Open ekg opened 5 years ago
Thanks @ekg for the detailed comment, this is good to know for us and in general anyone who is fan of the vg tool :)
We'll need some time to re-run the experiments with the settings you recommend using our test instances. Happy to share the results as soon as I get them.
Thank you for a beautiful piece of work that is certain to have a long lasting impact on this nascent field! I look forward to carefully examining it and expect to find many applications for your method in future work.
I should apologize for making some annoying comments on twitter about there being bugs in vg's long read alignment model. I thought it'd be better if I clarified them with some analyses based on your datasets. twitter does not have space for this. I thought of making a gist, but perhaps it's fine to discuss this here. Sorry for the length.
There's nothing to fix and nothing for you to do. This post is just to satisfy my need to explain what you found when evaluating vg. @maickrau brought it to my attention and I was able to lodge a resolution.

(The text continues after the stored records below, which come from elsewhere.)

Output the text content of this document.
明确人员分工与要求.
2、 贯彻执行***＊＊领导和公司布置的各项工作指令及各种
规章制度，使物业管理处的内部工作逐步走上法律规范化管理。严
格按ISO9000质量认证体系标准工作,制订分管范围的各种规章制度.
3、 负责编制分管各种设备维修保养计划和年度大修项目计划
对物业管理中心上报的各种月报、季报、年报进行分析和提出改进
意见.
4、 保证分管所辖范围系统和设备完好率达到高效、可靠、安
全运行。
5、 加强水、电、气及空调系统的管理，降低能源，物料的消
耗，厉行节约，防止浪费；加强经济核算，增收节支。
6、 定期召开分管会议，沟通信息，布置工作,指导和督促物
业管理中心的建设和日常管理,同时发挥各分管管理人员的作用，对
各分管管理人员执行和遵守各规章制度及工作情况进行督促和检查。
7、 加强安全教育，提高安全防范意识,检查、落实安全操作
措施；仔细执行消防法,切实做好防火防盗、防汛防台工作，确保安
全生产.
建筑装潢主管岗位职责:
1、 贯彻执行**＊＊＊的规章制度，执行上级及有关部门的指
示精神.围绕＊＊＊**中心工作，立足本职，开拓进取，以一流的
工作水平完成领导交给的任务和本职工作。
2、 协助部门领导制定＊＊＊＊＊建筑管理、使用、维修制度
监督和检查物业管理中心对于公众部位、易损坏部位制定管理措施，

First, some documentation about vg map that's missing because it's only in my thesis. (Having written this I think I should post it on the vg wiki...)
vg map for long reads
vg map uses a heuristic alignment model for long reads that is somewhat unusual. In it, reads are chunked up into overlapping pieces of a fixed length (for instance 256bp, which is the default, and is meant to keep the mode from getting invoked on short reads, or 128bp, which I've found to work better). Each chunk is multimapped using vg's MEM-based alignment model, wherein a weighted alignment MEM DAG with weights related to MEM collinearity in the read and the graph is built and the best alignments are pulled out with a kind of max-sum dynamic programming algorithm. Then, the chunks are unified with a similar kind of model (call it the alignment chain DAG) that's applied to whole alignment chunks rather than MEMs, yielding a series of alignments that string together specific mappings for a subset of the chunks of the original read. Finally, unaligned bits in this chained alignment are "patched" by a banded alignment of the unaligned portions into the subgraphs downstream or upstream of the nearest mapped chunks in the read.

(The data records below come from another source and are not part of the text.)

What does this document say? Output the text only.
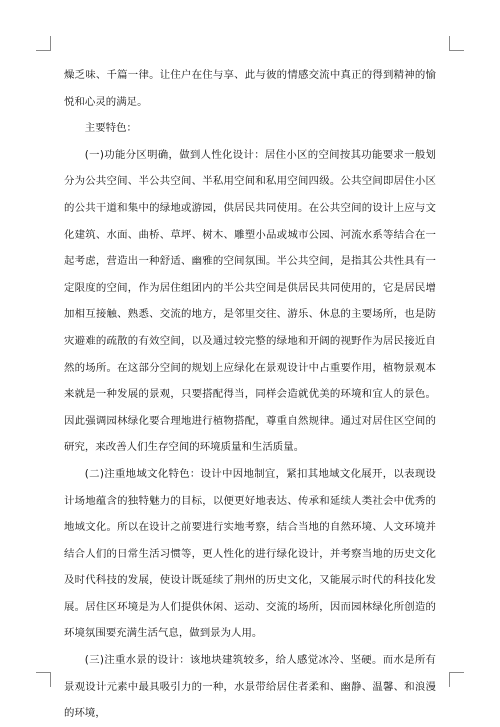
燥乏味、千篇一律。让住户在住与享、此与彼的情感交流中真正的得到精神的愉悦和心灵的满足。

主要特色：

(一)功能分区明确，做到人性化设计：居住小区的空间按其功能要求一般划分为公共空间、半公共空间、半私用空间和私用空间四级。公共空间即居住小区的公共干道和集中的绿地或游园，供居民共同使用。在公共空间的设计上应与文化建筑、水面、曲桥、草坪、树木、雕塑小品或城市公园、河流水系等结合在一起考虑，营造出一种舒适、幽雅的空间氛围。半公共空间，是指其公共性具有一定限度的空间，作为居住组团内的半公共空间是供居民共同使用的，它是居民增加相互接触、熟悉、交流的地方，是邻里交往、游乐、休息的主要场所，也是防灾避难的疏散的有效空间，以及通过较完整的绿地和开阔的视野作为居民接近自然的场所。在这部分空间的规划上应绿化在景观设计中占重要作用，植物景观本来就是一种发展的景观，只要搭配得当，同样会造就优美的环境和宜人的景色。因此强调园林绿化要合理地进行植物搭配，尊重自然规律。通过对居住区空间的研究，来改善人们生存空间的环境质量和生活质量。

(二)注重地域文化特色：设计中因地制宜，紧扣其地域文化展开，以表现设计场地蕴含的独特魅力的目标，以便更好地表达、传承和延续人类社会中优秀的地域文化。所以在设计之前要进行实地考察，结合当地的自然环境、人文环境并结合人们的日常生活习惯等，更人性化的进行绿化设计，并考察当地的历史文化及时代科技的发展，使设计既延续了荆州的历史文化，又能展示时代的科技化发展。居住区环境是为人们提供休闲、运动、交流的场所，因而园林绿化所创造的环境氛围要充满生活气息，做到景为人用。

(三)注重水景的设计：该地块建筑较多，给人感觉冰冷、坚硬。而水是所有景观设计元素中最具吸引力的一种，水景带给居住者柔和、幽静、温馨、和浪漫的环境，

As you've discovered, this approach is complicated and tricky to get right, and not at all as elegant as an exact alignment algorithm. But it's functional, and I applied it to a number of problems in my PhD studies, including progressive graph construction and a long read to complex graph experiment in the vg NBT paper. One key motivation for the design is that it allows alignment of long reads to graphs of arbitrary complexity, and in principle it can allow for the detection of any kind of structural variation (although the heuristic parameter of the chunk size interacts with the scale of SV that you can detect).
One problem that took me a long time to appreciate is that this model will only work properly if the chunks inside the read are aligned with something like a global alignment algorithm. We want them to be full length, so that he chaining will work and allow the full length alignment to be found as a path through the alignment chain DAG. This issue isn't so bad when you're progressively aligning high quality chromosomes with 1-2% maximum divergence. It becomes much more noticeable with error rates of 10-15% in single molecule reads. Using a local alignment algorithm, which was default in v1.9, results in many failed or heavily softclipped alignments in this case.
evaluating changes in vg long read alignment on L2 and L3
To demonstrate this, I've realigned L2.fq and L3.fq against LRC.vg.
The setup:
vg version v1.16
I've aligned the sets in "default" mode, which uses the same scoring parameters as minimap2 (
-u 2 -q 1 -z 2 -o 2 -y 1
), and should be fairly similar to how you ran it in the paper. The second mode is "long", and is equivalent to-u 2 -q 1 -z 2 -o 2 -y 1 -L 63 -w 128 -O 32
.Here, the
-L 63
provides a bonus that encourages full length alignment.-w 128
and-O 32
change the overlap parameters to be more sensitive. Any other changes from what you evaluated are bugfixes to the alignment code that are shared between both models.Alignment and table generation:
Resulting in histograms of the identity and score metric for L2
And L3:
summary
I can't exactly replicate your result in the paper with this change, but I think this is very suggestive of the same pattern you found, that for L2 vg-heuristic wasn't doing very well, and for L3 it was basically failing to get full length mappings in many cases. To be certain it's the same as what you saw, I'll have to run the alignments with PaSGAL, which #1 blocks me from doing for the moment.
Please take this as you will. It's all really just to note that the heuristic alignment model in vg isn't fundamentally incapable of aligning the long reads. But, you're totally correct: the parameterization in vg v1.9 certainly was, and I can confirm that in the case of this simulated data. Thanks for bearing with me while I document this!